To find the coordinates of point $B$, where the two lines intersect, you must solve the simultaneous system above. Since we have both lines in function form, we can just equate the two:

\(\displaystyle 2x+11=x+8\)

Solve this for $x$, and then substitute the resulting value for $x$ into either (1) or (2) to get the $y$-coordinate.

For part c), I am assuming you are to find the distance between $A$ and $B$, and the gradient or slope between the two points.

Distance formula:

\(\displaystyle d=\sqrt{\left(x_2-x_1\right)^2+\left(y_2-y_1\right)^2}\)

Slope formula:

\(\displaystyle m=\frac{\Delta y}{\Delta x}=\frac{y_2-y_1}{x_2-x_1}\)

Can you proceed?

Thanks!

\(\displaystyle 2x+11=x+8\)

\(\displaystyle 2x-x=8-11\)

\(\displaystyle \therefore x=-3\)

sub \(\displaystyle x=-3 into y=2x+11\)

= y=5

for c) Why is finding the distance necessary? Since we have to use the gradient/slope formula?

Nevertheless

m=\(\displaystyle \frac{5-3}{(-3)-(-4)}\)

m=2

:D

 

[MarkFL]

Yes, everything looks correct. :D

You asked why do we need the distance formula...well, you originally posted that you need the length, and I assume you are being asked to find the length of line segment $\overline{AB}$.

 

[CellCoree]

iii) the y-intercept

b) To determine the coordinates of point B, we need to solve the system of equations formed by the two lines in part a) and y=x+8. This can be done by setting the equations equal to each other and solving for x and y.

2x+11 = x+8
x = -3

Substituting x=-3 into either equation, we get y=5. Therefore, the coordinates of point B are (-3,5).

c) i) To find the length of the line segment AB, we can use the distance formula:

d = √[(x2-x1)^2 + (y2-y1)^2]

Where (x1,y1) = (-4,3) and (x2,y2) = (-3,5)

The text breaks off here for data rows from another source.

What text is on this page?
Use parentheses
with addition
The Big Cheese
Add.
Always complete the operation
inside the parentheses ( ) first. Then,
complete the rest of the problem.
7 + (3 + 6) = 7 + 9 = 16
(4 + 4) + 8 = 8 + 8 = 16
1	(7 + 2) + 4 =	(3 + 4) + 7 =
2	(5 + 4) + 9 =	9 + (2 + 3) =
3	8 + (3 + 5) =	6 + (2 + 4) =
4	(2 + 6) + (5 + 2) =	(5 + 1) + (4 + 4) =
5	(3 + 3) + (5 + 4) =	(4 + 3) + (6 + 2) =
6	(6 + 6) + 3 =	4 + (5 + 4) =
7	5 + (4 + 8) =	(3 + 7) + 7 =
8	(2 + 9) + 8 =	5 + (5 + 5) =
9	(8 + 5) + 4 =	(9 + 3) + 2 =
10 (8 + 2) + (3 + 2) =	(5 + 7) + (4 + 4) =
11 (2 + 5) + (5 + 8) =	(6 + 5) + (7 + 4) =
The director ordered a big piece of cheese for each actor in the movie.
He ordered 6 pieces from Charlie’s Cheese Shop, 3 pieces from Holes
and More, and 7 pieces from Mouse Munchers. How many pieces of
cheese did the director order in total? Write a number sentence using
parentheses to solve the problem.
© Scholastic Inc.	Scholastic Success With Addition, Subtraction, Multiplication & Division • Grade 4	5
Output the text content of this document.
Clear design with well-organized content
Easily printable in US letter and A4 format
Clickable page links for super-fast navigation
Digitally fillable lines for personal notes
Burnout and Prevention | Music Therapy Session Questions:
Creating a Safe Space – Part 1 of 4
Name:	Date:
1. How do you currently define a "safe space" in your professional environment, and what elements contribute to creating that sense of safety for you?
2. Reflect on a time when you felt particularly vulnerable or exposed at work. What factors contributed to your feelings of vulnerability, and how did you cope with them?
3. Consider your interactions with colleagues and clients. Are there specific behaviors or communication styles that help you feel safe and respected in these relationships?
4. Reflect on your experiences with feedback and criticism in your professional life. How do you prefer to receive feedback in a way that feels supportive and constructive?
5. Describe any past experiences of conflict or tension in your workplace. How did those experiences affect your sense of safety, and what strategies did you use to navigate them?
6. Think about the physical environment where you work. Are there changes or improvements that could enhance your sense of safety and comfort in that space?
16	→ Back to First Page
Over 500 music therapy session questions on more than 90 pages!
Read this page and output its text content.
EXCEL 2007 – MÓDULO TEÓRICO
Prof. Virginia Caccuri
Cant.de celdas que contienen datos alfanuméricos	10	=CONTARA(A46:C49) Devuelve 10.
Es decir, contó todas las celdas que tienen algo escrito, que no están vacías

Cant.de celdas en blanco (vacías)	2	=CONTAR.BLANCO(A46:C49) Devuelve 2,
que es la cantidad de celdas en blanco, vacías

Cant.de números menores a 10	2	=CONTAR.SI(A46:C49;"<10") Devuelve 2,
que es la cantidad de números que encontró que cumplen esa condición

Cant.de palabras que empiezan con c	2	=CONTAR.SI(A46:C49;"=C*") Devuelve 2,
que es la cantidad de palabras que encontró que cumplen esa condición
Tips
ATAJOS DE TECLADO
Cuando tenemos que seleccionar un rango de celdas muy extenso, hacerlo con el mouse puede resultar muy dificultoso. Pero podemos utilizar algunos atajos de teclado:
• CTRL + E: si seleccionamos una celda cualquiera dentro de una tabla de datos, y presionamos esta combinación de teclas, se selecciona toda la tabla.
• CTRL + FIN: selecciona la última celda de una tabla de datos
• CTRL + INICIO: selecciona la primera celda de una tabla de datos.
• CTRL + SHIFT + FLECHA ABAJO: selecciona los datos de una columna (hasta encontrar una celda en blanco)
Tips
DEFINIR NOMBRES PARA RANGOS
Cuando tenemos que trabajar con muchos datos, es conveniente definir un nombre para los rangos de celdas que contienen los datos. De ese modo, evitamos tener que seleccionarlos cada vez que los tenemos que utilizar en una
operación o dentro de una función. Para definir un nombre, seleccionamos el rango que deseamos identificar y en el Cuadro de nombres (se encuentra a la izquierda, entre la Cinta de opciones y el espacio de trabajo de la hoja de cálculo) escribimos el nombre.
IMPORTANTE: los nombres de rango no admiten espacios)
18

d = √[(-3-(-4))^2 + (5-3)^2]
d = √[1+4]
d = √5

Therefore, the length of AB is √5.

ii) The gradient of a line is given by the formula m = (y2-y1)/(x2-x1). Using the coordinates of points A and B, we can find the gradient of the line AB:

m = (5-3)/(-3-(-4))
m = 2/-1
m = -2

Therefore, the gradient of line AB is -2.

iii) To find the y-intercept of the line AB, we can substitute the coordinates of point B into the equation of the line found in part a):

y = 2x+11
5 = 2(-3)+11
5 = -6+11
5 = 5

Therefore, the y-intercept of line AB is 5.